Summary: Improving Magic Pocket Performance: Boosting Write Throughput by Eliminating SSD Cache Disks

Magic Pocket, a storage system adopted SMR drives in 2017 with SSDs as a write-back cache for live writes. However, as data density increased, the SSD cache became a bottleneck for maximum write throughput. To address this, the storage architecture was re-imagined to write directly to SMR disks, resulting in increased write throughput, improved reliability, and reduced storage costs. The storage engine was updated to store block metadata and raw block data inline on the same SMR disk. While there was a slight increase in latency for certain read operations, the advantages gained outweighed the tradeoffs. The success of the project led to the preparation of the feature for production.

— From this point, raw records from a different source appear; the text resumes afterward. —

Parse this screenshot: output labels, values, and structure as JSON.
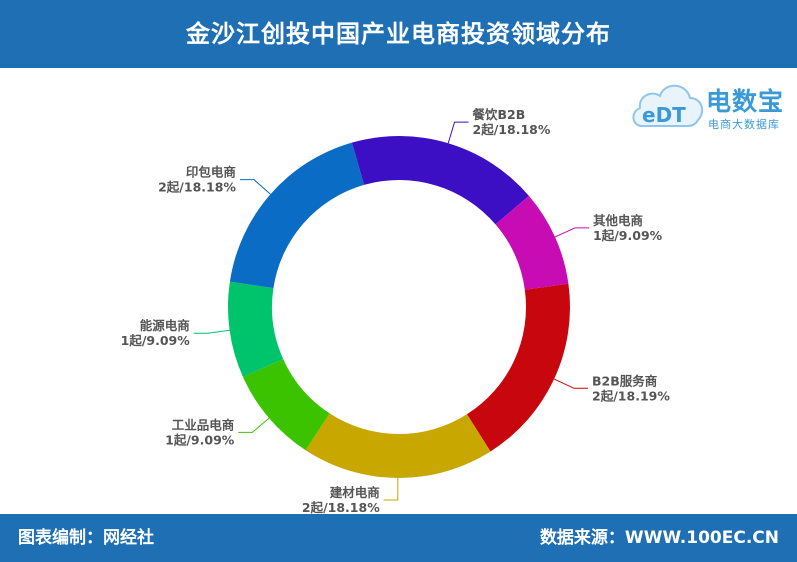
{
  "header": {
    "title": "金沙江创投中国产业电商投资领域分布"
  },
  "footer": {
    "left": "图表编制：网经社",
    "right": "数据来源：WWW.100EC.CN"
  },
  "logo": {
    "badge_text": "eDT",
    "name": "电数宝",
    "subtitle": "电商大数据库"
  },
  "chart_data": {
    "type": "pie",
    "donut": true,
    "title": "金沙江创投中国产业电商投资领域分布",
    "slices": [
      {
        "name": "餐饮B2B",
        "count": 2,
        "label_value": "2起/18.18%",
        "percent": 18.18,
        "color": "#3c0fc4"
      },
      {
        "name": "其他电商",
        "count": 1,
        "label_value": "1起/9.09%",
        "percent": 9.09,
        "color": "#c80cb3"
      },
      {
        "name": "B2B服务商",
        "count": 2,
        "label_value": "2起/18.19%",
        "percent": 18.19,
        "color": "#c8060e"
      },
      {
        "name": "建材电商",
        "count": 2,
        "label_value": "2起/18.18%",
        "percent": 18.18,
        "color": "#c8a800"
      },
      {
        "name": "工业品电商",
        "count": 1,
        "label_value": "1起/9.09%",
        "percent": 9.09,
        "color": "#3cc300"
      },
      {
        "name": "能源电商",
        "count": 1,
        "label_value": "1起/9.09%",
        "percent": 9.09,
        "color": "#00c46c"
      },
      {
        "name": "印包电商",
        "count": 2,
        "label_value": "2起/18.18%",
        "percent": 18.18,
        "color": "#0a6cc4"
      }
    ]
  }
}
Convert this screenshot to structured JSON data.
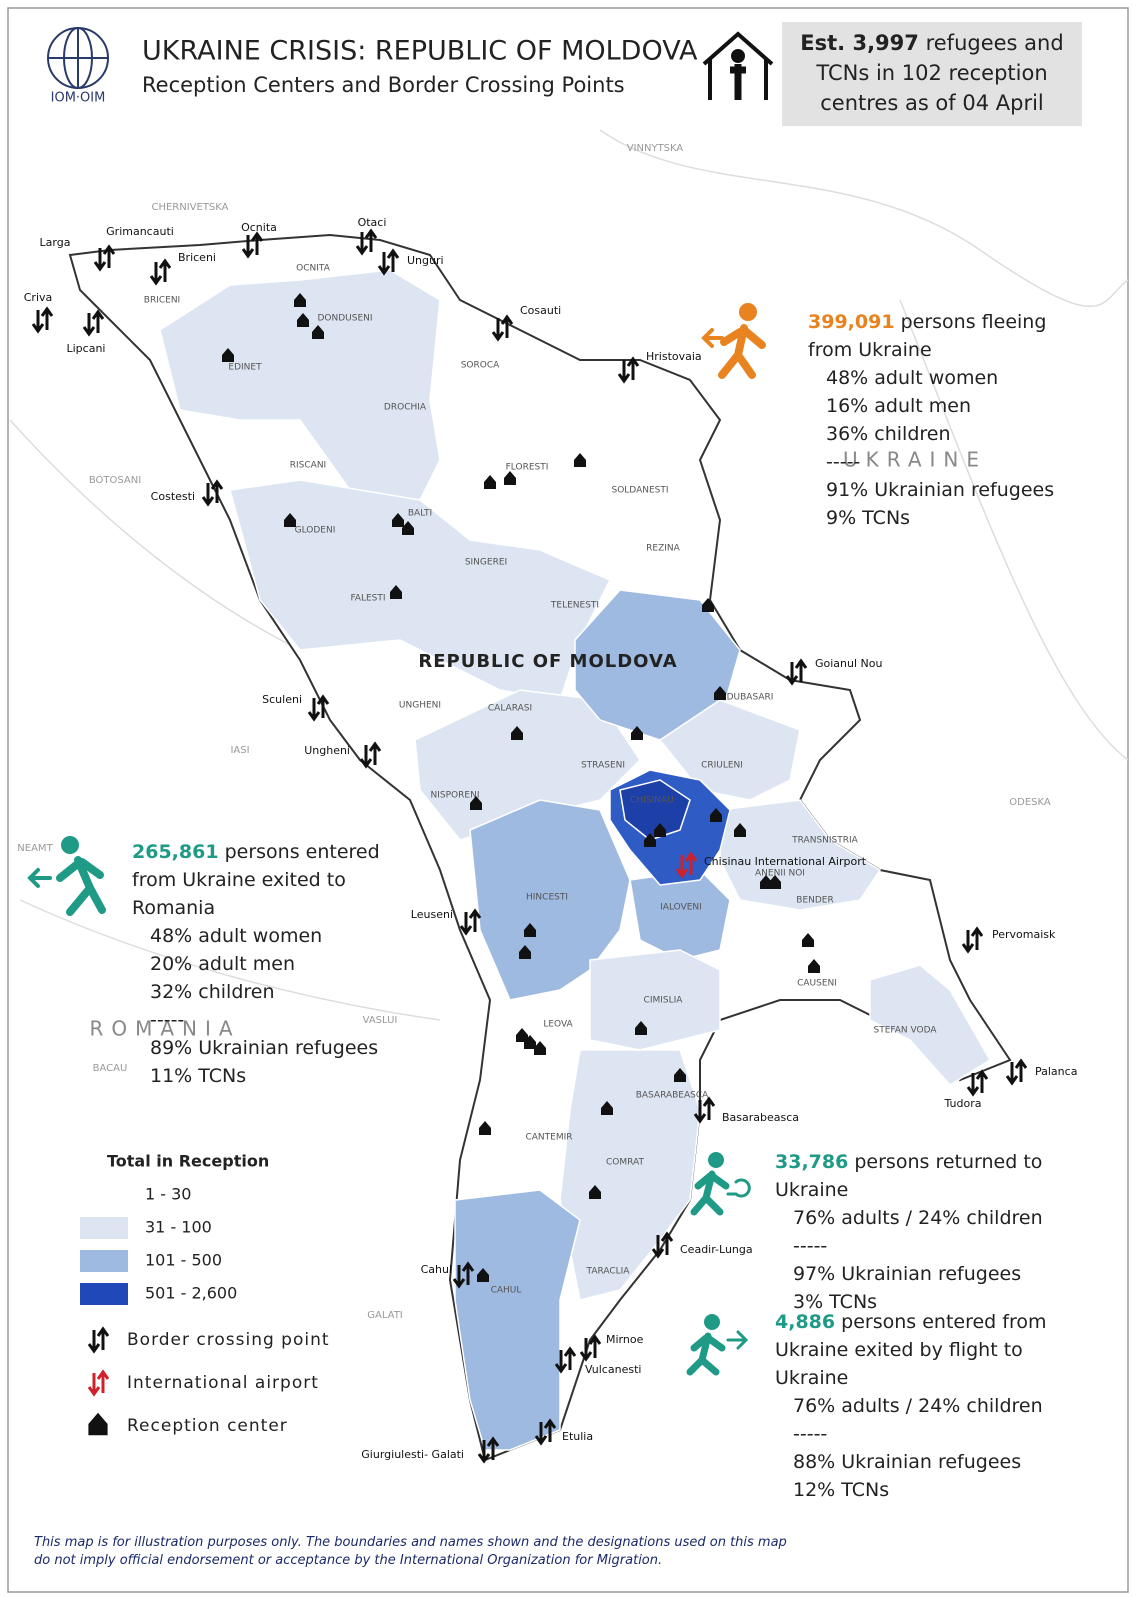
{
  "header": {
    "logo_text": "IOM·OIM",
    "title": "UKRAINE CRISIS: REPUBLIC OF MOLDOVA",
    "subtitle": "Reception Centers and Border Crossing Points"
  },
  "estimate": {
    "number": "Est. 3,997",
    "text": "refugees and TCNs in 102 reception centres as of 04 April"
  },
  "panels": [
    {
      "number": "399,091",
      "text": "persons fleeing from Ukraine",
      "lines": [
        "48% adult women",
        "16% adult men",
        "36% children",
        "-----",
        "91% Ukrainian refugees",
        "9% TCNs"
      ]
    },
    {
      "number": "265,861",
      "text": "persons entered from Ukraine exited to Romania",
      "lines": [
        "48% adult women",
        "20% adult men",
        "32% children",
        "-----",
        "89% Ukrainian refugees",
        "11% TCNs"
      ]
    },
    {
      "number": "33,786",
      "text": "persons returned to Ukraine",
      "lines": [
        "76% adults / 24% children",
        "-----",
        "97% Ukrainian refugees",
        "3% TCNs"
      ]
    },
    {
      "number": "4,886",
      "text": "persons entered from Ukraine exited by flight to Ukraine",
      "lines": [
        "76% adults / 24% children",
        "-----",
        "88% Ukrainian refugees",
        "12% TCNs"
      ]
    }
  ],
  "map": {
    "countries": [
      "UKRAINE",
      "ROMANIA",
      "REPUBLIC OF MOLDOVA"
    ],
    "neighbor_regions": [
      "VINNYTSKA",
      "CHERNIVETSKA",
      "BOTOSANI",
      "IASI",
      "ODESKA",
      "NEAMT",
      "VASLUI",
      "BACAU",
      "GALATI"
    ],
    "districts": [
      "OCNITA",
      "BRICENI",
      "EDINET",
      "DONDUSENI",
      "SOROCA",
      "DROCHIA",
      "RISCANI",
      "FLORESTI",
      "SOLDANESTI",
      "GLODENI",
      "BALTI",
      "SINGEREI",
      "FALESTI",
      "REZINA",
      "TELENESTI",
      "UNGHENI",
      "CALARASI",
      "DUBASARI",
      "STRASENI",
      "CRIULENI",
      "NISPORENI",
      "CHISINAU",
      "TRANSNISTRIA",
      "ANENII NOI",
      "HINCESTI",
      "IALOVENI",
      "BENDER",
      "CAUSENI",
      "CIMISLIA",
      "STEFAN VODA",
      "LEOVA",
      "BASARABEASCA",
      "CANTEMIR",
      "COMRAT",
      "TARACLIA",
      "CAHUL"
    ],
    "border_points": [
      "Larga",
      "Grimancauti",
      "Briceni",
      "Ocnita",
      "Otaci",
      "Unguri",
      "Criva",
      "Lipcani",
      "Cosauti",
      "Hristovaia",
      "Costesti",
      "Goianul Nou",
      "Sculeni",
      "Ungheni",
      "Leuseni",
      "Pervomaisk",
      "Palanca",
      "Tudora",
      "Basarabeasca",
      "Ceadir-Lunga",
      "Cahul",
      "Mirnoe",
      "Vulcanesti",
      "Etulia",
      "Giurgiulesti- Galati"
    ],
    "airport": "Chisinau International Airport"
  },
  "legend": {
    "title": "Total in Reception",
    "classes": [
      "1 - 30",
      "31 - 100",
      "101 - 500",
      "501 - 2,600"
    ],
    "symbols": [
      "Border crossing point",
      "International airport",
      "Reception center"
    ]
  },
  "disclaimer": "This map is for illustration purposes only. The boundaries and names shown and the designations used on this map do not imply official endorsement or acceptance by the International Organization for Migration."
}
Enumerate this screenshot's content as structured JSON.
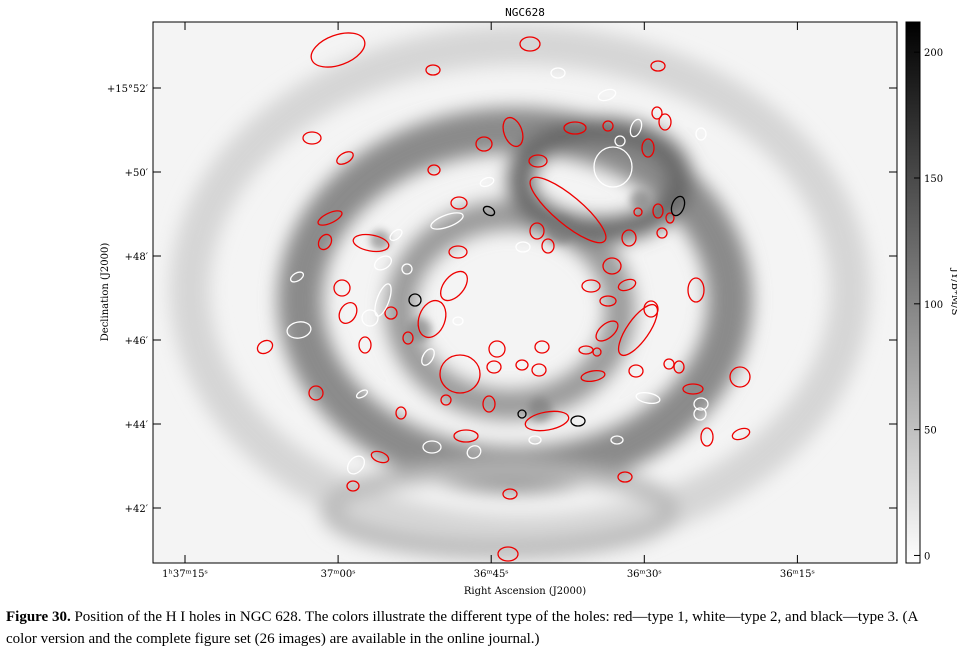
{
  "figure": {
    "title": "NGC628",
    "x_axis": {
      "label": "Right Ascension (J2000)",
      "ticks": [
        "1ʰ37ᵐ15ˢ",
        "37ᵐ00ˢ",
        "36ᵐ45ˢ",
        "36ᵐ30ˢ",
        "36ᵐ15ˢ"
      ]
    },
    "y_axis": {
      "label": "Declination (J2000)",
      "ticks": [
        "+15°52′",
        "+50′",
        "+48′",
        "+46′",
        "+44′",
        "+42′"
      ]
    },
    "colorbar": {
      "label": "JY/B*M/S",
      "lim": [
        -3,
        212
      ],
      "ticks": [
        0,
        50,
        100,
        150,
        200
      ]
    }
  },
  "caption": {
    "label": "Figure 30.",
    "text": "Position of the H I holes in NGC 628. The colors illustrate the different type of the holes: red—type 1, white—type 2, and black—type 3. (A color version and the complete figure set (26 images) are available in the online journal.)"
  }
}
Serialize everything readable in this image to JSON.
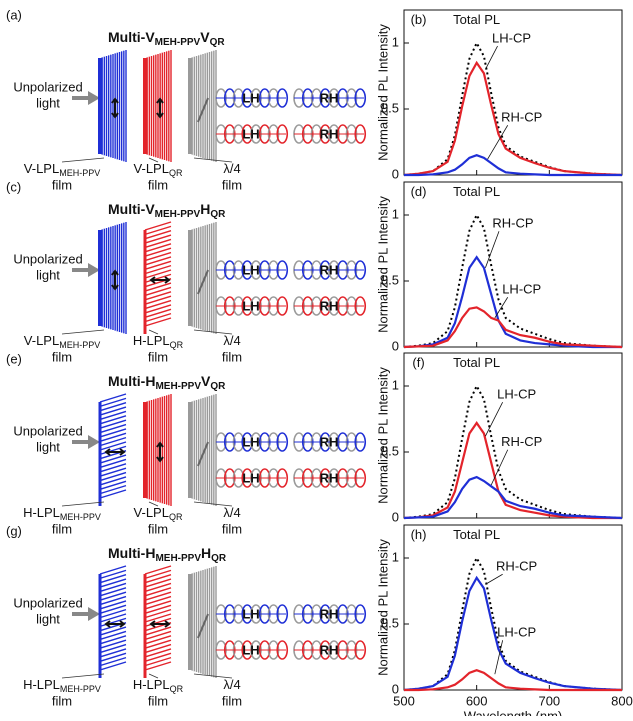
{
  "schematics": [
    {
      "label": "(a)",
      "title": [
        "Multi-V",
        "MEH-PPV",
        "V",
        "QR"
      ],
      "input": [
        "Unpolarized",
        "light"
      ],
      "films": [
        {
          "name": "V-LPL",
          "sub": "MEH-PPV",
          "line2": "film"
        },
        {
          "name": "V-LPL",
          "sub": "QR",
          "line2": "film"
        },
        {
          "name": "λ/4",
          "line2": "film"
        }
      ],
      "beams": [
        [
          "LH",
          "RH"
        ],
        [
          "LH",
          "RH"
        ]
      ]
    },
    {
      "label": "(c)",
      "title": [
        "Multi-V",
        "MEH-PPV",
        "H",
        "QR"
      ],
      "input": [
        "Unpolarized",
        "light"
      ],
      "films": [
        {
          "name": "V-LPL",
          "sub": "MEH-PPV",
          "line2": "film"
        },
        {
          "name": "H-LPL",
          "sub": "QR",
          "line2": "film"
        },
        {
          "name": "λ/4",
          "line2": "film"
        }
      ],
      "beams": [
        [
          "LH",
          "RH"
        ],
        [
          "LH",
          "RH"
        ]
      ]
    },
    {
      "label": "(e)",
      "title": [
        "Multi-H",
        "MEH-PPV",
        "V",
        "QR"
      ],
      "input": [
        "Unpolarized",
        "light"
      ],
      "films": [
        {
          "name": "H-LPL",
          "sub": "MEH-PPV",
          "line2": "film"
        },
        {
          "name": "V-LPL",
          "sub": "QR",
          "line2": "film"
        },
        {
          "name": "λ/4",
          "line2": "film"
        }
      ],
      "beams": [
        [
          "LH",
          "RH"
        ],
        [
          "LH",
          "RH"
        ]
      ]
    },
    {
      "label": "(g)",
      "title": [
        "Multi-H",
        "MEH-PPV",
        "H",
        "QR"
      ],
      "input": [
        "Unpolarized",
        "light"
      ],
      "films": [
        {
          "name": "H-LPL",
          "sub": "MEH-PPV",
          "line2": "film"
        },
        {
          "name": "H-LPL",
          "sub": "QR",
          "line2": "film"
        },
        {
          "name": "λ/4",
          "line2": "film"
        }
      ],
      "beams": [
        [
          "LH",
          "RH"
        ],
        [
          "LH",
          "RH"
        ]
      ]
    }
  ],
  "chart_data": [
    {
      "type": "line",
      "panel": "(b)",
      "ylabel": "Normalized PL Intensity",
      "x": [
        500,
        520,
        540,
        560,
        570,
        580,
        590,
        600,
        610,
        620,
        630,
        640,
        660,
        680,
        700,
        720,
        740,
        760,
        780,
        800
      ],
      "xlim": [
        500,
        800
      ],
      "xticks": [
        500,
        600,
        700,
        800
      ],
      "ylim": [
        0,
        1.25
      ],
      "yticks": [
        0,
        0.5,
        1
      ],
      "series": [
        {
          "name": "Total PL",
          "color": "#000000",
          "style": "dotted",
          "values": [
            0,
            0.01,
            0.03,
            0.12,
            0.3,
            0.6,
            0.88,
            1.0,
            0.9,
            0.62,
            0.36,
            0.22,
            0.14,
            0.1,
            0.06,
            0.03,
            0.02,
            0.01,
            0.005,
            0
          ]
        },
        {
          "name": "LH-CP",
          "color": "#e3242b",
          "style": "solid",
          "values": [
            0,
            0.01,
            0.03,
            0.1,
            0.26,
            0.52,
            0.75,
            0.85,
            0.77,
            0.53,
            0.31,
            0.2,
            0.13,
            0.09,
            0.055,
            0.03,
            0.02,
            0.01,
            0.005,
            0
          ]
        },
        {
          "name": "RH-CP",
          "color": "#1f2fd6",
          "style": "solid",
          "values": [
            0,
            0,
            0.005,
            0.02,
            0.04,
            0.08,
            0.13,
            0.15,
            0.13,
            0.09,
            0.05,
            0.02,
            0.01,
            0.005,
            0,
            0,
            0,
            0,
            0,
            0
          ]
        }
      ]
    },
    {
      "type": "line",
      "panel": "(d)",
      "ylabel": "Normalized PL Intensity",
      "x": [
        500,
        520,
        540,
        560,
        570,
        580,
        590,
        600,
        610,
        620,
        630,
        640,
        660,
        680,
        700,
        720,
        740,
        760,
        780,
        800
      ],
      "xlim": [
        500,
        800
      ],
      "xticks": [
        500,
        600,
        700,
        800
      ],
      "ylim": [
        0,
        1.25
      ],
      "yticks": [
        0,
        0.5,
        1
      ],
      "series": [
        {
          "name": "Total PL",
          "color": "#000000",
          "style": "dotted",
          "values": [
            0,
            0.01,
            0.03,
            0.12,
            0.3,
            0.6,
            0.88,
            1.0,
            0.9,
            0.62,
            0.36,
            0.22,
            0.14,
            0.1,
            0.06,
            0.03,
            0.02,
            0.01,
            0.005,
            0
          ]
        },
        {
          "name": "RH-CP",
          "color": "#1f2fd6",
          "style": "solid",
          "values": [
            0,
            0.005,
            0.02,
            0.07,
            0.18,
            0.38,
            0.6,
            0.68,
            0.6,
            0.4,
            0.2,
            0.1,
            0.05,
            0.03,
            0.02,
            0.01,
            0.005,
            0,
            0,
            0
          ]
        },
        {
          "name": "LH-CP",
          "color": "#e3242b",
          "style": "solid",
          "values": [
            0,
            0.005,
            0.01,
            0.05,
            0.12,
            0.22,
            0.29,
            0.3,
            0.27,
            0.22,
            0.2,
            0.13,
            0.09,
            0.07,
            0.04,
            0.02,
            0.015,
            0.01,
            0.005,
            0
          ]
        }
      ]
    },
    {
      "type": "line",
      "panel": "(f)",
      "ylabel": "Normalized PL Intensity",
      "x": [
        500,
        520,
        540,
        560,
        570,
        580,
        590,
        600,
        610,
        620,
        630,
        640,
        660,
        680,
        700,
        720,
        740,
        760,
        780,
        800
      ],
      "xlim": [
        500,
        800
      ],
      "xticks": [
        500,
        600,
        700,
        800
      ],
      "ylim": [
        0,
        1.25
      ],
      "yticks": [
        0,
        0.5,
        1
      ],
      "series": [
        {
          "name": "Total PL",
          "color": "#000000",
          "style": "dotted",
          "values": [
            0,
            0.01,
            0.03,
            0.12,
            0.3,
            0.6,
            0.88,
            1.0,
            0.9,
            0.62,
            0.36,
            0.22,
            0.14,
            0.1,
            0.06,
            0.03,
            0.02,
            0.01,
            0.005,
            0
          ]
        },
        {
          "name": "LH-CP",
          "color": "#e3242b",
          "style": "solid",
          "values": [
            0,
            0.005,
            0.02,
            0.08,
            0.2,
            0.42,
            0.64,
            0.72,
            0.64,
            0.42,
            0.2,
            0.1,
            0.06,
            0.04,
            0.02,
            0.01,
            0.005,
            0,
            0,
            0
          ]
        },
        {
          "name": "RH-CP",
          "color": "#1f2fd6",
          "style": "solid",
          "values": [
            0,
            0.005,
            0.01,
            0.05,
            0.12,
            0.22,
            0.29,
            0.31,
            0.28,
            0.24,
            0.2,
            0.13,
            0.09,
            0.07,
            0.04,
            0.02,
            0.015,
            0.01,
            0.005,
            0
          ]
        }
      ]
    },
    {
      "type": "line",
      "panel": "(h)",
      "ylabel": "Normalized PL Intensity",
      "xlabel": "Wavelength (nm)",
      "x": [
        500,
        520,
        540,
        560,
        570,
        580,
        590,
        600,
        610,
        620,
        630,
        640,
        660,
        680,
        700,
        720,
        740,
        760,
        780,
        800
      ],
      "xlim": [
        500,
        800
      ],
      "xticks": [
        500,
        600,
        700,
        800
      ],
      "ylim": [
        0,
        1.25
      ],
      "yticks": [
        0,
        0.5,
        1
      ],
      "series": [
        {
          "name": "Total PL",
          "color": "#000000",
          "style": "dotted",
          "values": [
            0,
            0.01,
            0.03,
            0.12,
            0.3,
            0.6,
            0.88,
            1.0,
            0.9,
            0.62,
            0.36,
            0.22,
            0.14,
            0.1,
            0.06,
            0.03,
            0.02,
            0.01,
            0.005,
            0
          ]
        },
        {
          "name": "RH-CP",
          "color": "#1f2fd6",
          "style": "solid",
          "values": [
            0,
            0.01,
            0.03,
            0.1,
            0.26,
            0.52,
            0.75,
            0.85,
            0.77,
            0.53,
            0.31,
            0.2,
            0.13,
            0.09,
            0.055,
            0.03,
            0.02,
            0.01,
            0.005,
            0
          ]
        },
        {
          "name": "LH-CP",
          "color": "#e3242b",
          "style": "solid",
          "values": [
            0,
            0,
            0.005,
            0.02,
            0.04,
            0.08,
            0.13,
            0.15,
            0.13,
            0.09,
            0.05,
            0.02,
            0.01,
            0.005,
            0,
            0,
            0,
            0,
            0,
            0
          ]
        }
      ]
    }
  ]
}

You May Also Like to Read  Discover the Advantages of 400G Networking in Our Latest Sustainable Data Centers

Frequently Asked Questions:

Q1: What is machine learning?
A1: Machine learning is a field of study where computers are designed to learn and improve from data without being explicitly programmed. It involves the development of algorithms and statistical models to enable computers to make accurate predictions or decisions.

Q2: How does machine learning work?
A2: Machine learning algorithms use mathematical models to analyze and learn from large sets of data. These algorithms search for patterns within the data, identify relationships, and make predictions or take certain actions based on the learned information.

Q3: What are the main types of machine learning?
A3: The main types of machine learning are supervised learning, unsupervised learning, and reinforcement learning. In supervised learning, the algorithm is trained on labeled data. Unsupervised learning involves finding patterns and relationships in unlabeled data. Reinforcement learning is a trial-and-error approach where an algorithm learns to maximize rewards through interactions with an environment.

Q4: What are some real-world applications of machine learning?
A4: Machine learning has extensive applications across various industries. Some common examples include fraud detection in finance, personalization and recommendation systems in e-commerce, image and speech recognition, medical diagnosis, autonomous vehicles, and natural language processing.

Q5: What are the challenges faced in machine learning?
A5: Some challenges in machine learning include obtaining high-quality and diverse training data, selecting appropriate algorithms for the task, handling biased or insufficient data, dealing with overfitting or underfitting issues, understanding the interpretability of models, and ensuring ethical usage of machine learning technology.